Hamburg (ap) - Die DDR soll nach einem Bericht des 'Spiegel‘ einen schweren Störfall im Atomkraftwerk Lubim bei Greifswald verschwiegen haben. Bei dem Störfall aus dem Jahr 1976, über den auch bei den jüngsten Gesprächen von Bundesumweltminister Klaus Töpfer in Ost-Berlin noch nicht gesprochen worden sei, habe nur knapp eine Katastrophe vom Ausmaß der Kernschmelze in Tschernobyl verhindert werden können.

Während des jüngsten DDR-Besuchs von Töpfer hätten Ostberliner Stellen zwar freimütig eingeräumt, daß es in der Vergangenheit auch in der DDR sehr wohl zu Störfällen in den Atomkraftwerken des Landes gekommen sei. Mit keinem Wort seien sie aber auf den Beinahe-GAU (GAU steht für „größter anzunehmender Unfall“) eingegangen. Es sei schon „wie ein Wunder“ gewesen, zitiert 'Der Spiegel‘ einen damals eingesetzten Sicherheitsingenieur, daß nicht weite Teile Nordeuropas radioaktiv verseucht wurden.

Wegen unzulässiger Manipulationen an der Erdungsanlage durch einen Elektromeister war nach Darstellung des Experten ein Kabelnetz der von der Sowjetunion gelieferten Atomkraftanlage vom Typ WWER-40 in Brand geraten. Mehrfach geprüfte Schutzvorrichtungen seien total ausgefallen. Die von Dieselgeneratoren betriebene Notstromanlage, die bei Störfällen die wichtigsten Aggregate wie die Pumpen des Notkühlsystems mit Strom versorgen sollen, hätten versagt. „Auch die Kabel der Notstromversorgung haben gebrannt“, berichtete der Ingenieur.

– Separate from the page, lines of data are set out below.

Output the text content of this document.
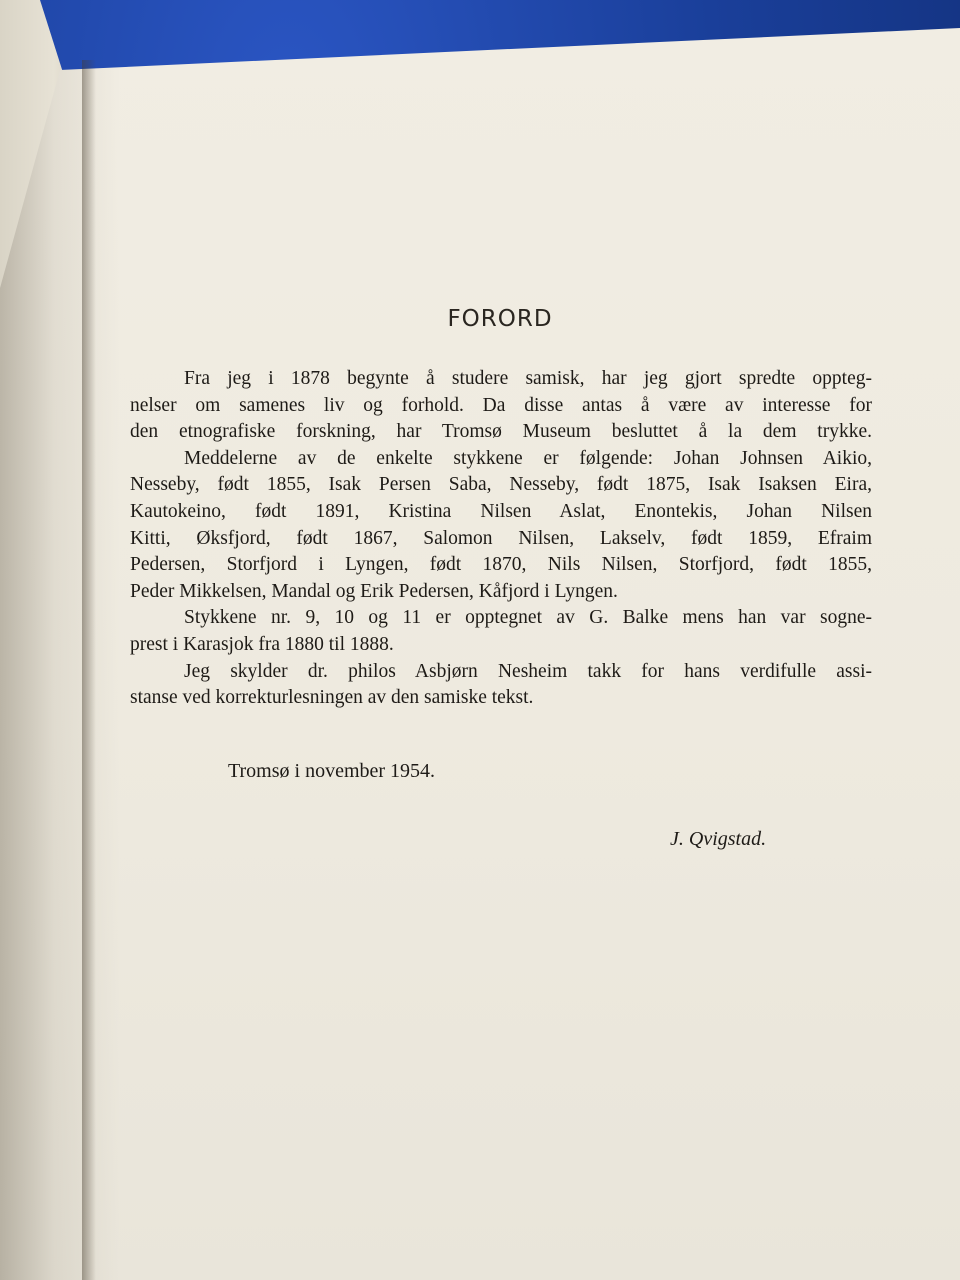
FORORD
Fra jeg i 1878 begynte å studere samisk, har jeg gjort spredte oppteg-
nelser om samenes liv og forhold. Da disse antas å være av interesse for
den etnografiske forskning, har Tromsø Museum besluttet å la dem trykke.
Meddelerne av de enkelte stykkene er følgende: Johan Johnsen Aikio,
Nesseby, født 1855, Isak Persen Saba, Nesseby, født 1875, Isak Isaksen Eira,
Kautokeino, født 1891, Kristina Nilsen Aslat, Enontekis, Johan Nilsen
Kitti, Øksfjord, født 1867, Salomon Nilsen, Lakselv, født 1859, Efraim
Pedersen, Storfjord i Lyngen, født 1870, Nils Nilsen, Storfjord, født 1855,
Peder Mikkelsen, Mandal og Erik Pedersen, Kåfjord i Lyngen.
Stykkene nr. 9, 10 og 11 er opptegnet av G. Balke mens han var sogne-
prest i Karasjok fra 1880 til 1888.
Jeg skylder dr. philos Asbjørn Nesheim takk for hans verdifulle assi-
stanse ved korrekturlesningen av den samiske tekst.
Tromsø i november 1954.
J. Qvigstad.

Funktioniert habe allein die Schnellabschaltung. Höchste Gefahr aber sei weiterhin von der Restwärme von etwa 80 Megawatt ausgegangen. Die Kernschmelze habe gedroht. „Die Zeitbombe tickte“, wird der Ingenieur zitiert. „Nur wenn es gelang, die ungeheure Energie fortlaufend durch Kühlwasser abzuleiten, war die Katastrophe zu vermeiden.“ Sämtliche sechs Pumpen zum Abführen der Wärme im Normalbetrieb des Reaktors seien aber durch den Brand außer Funktion gewesen, und von den zum Notkühlsystem gehörenden weiteren sechs Pumpen hätten sich fünf nicht aktivieren lassen.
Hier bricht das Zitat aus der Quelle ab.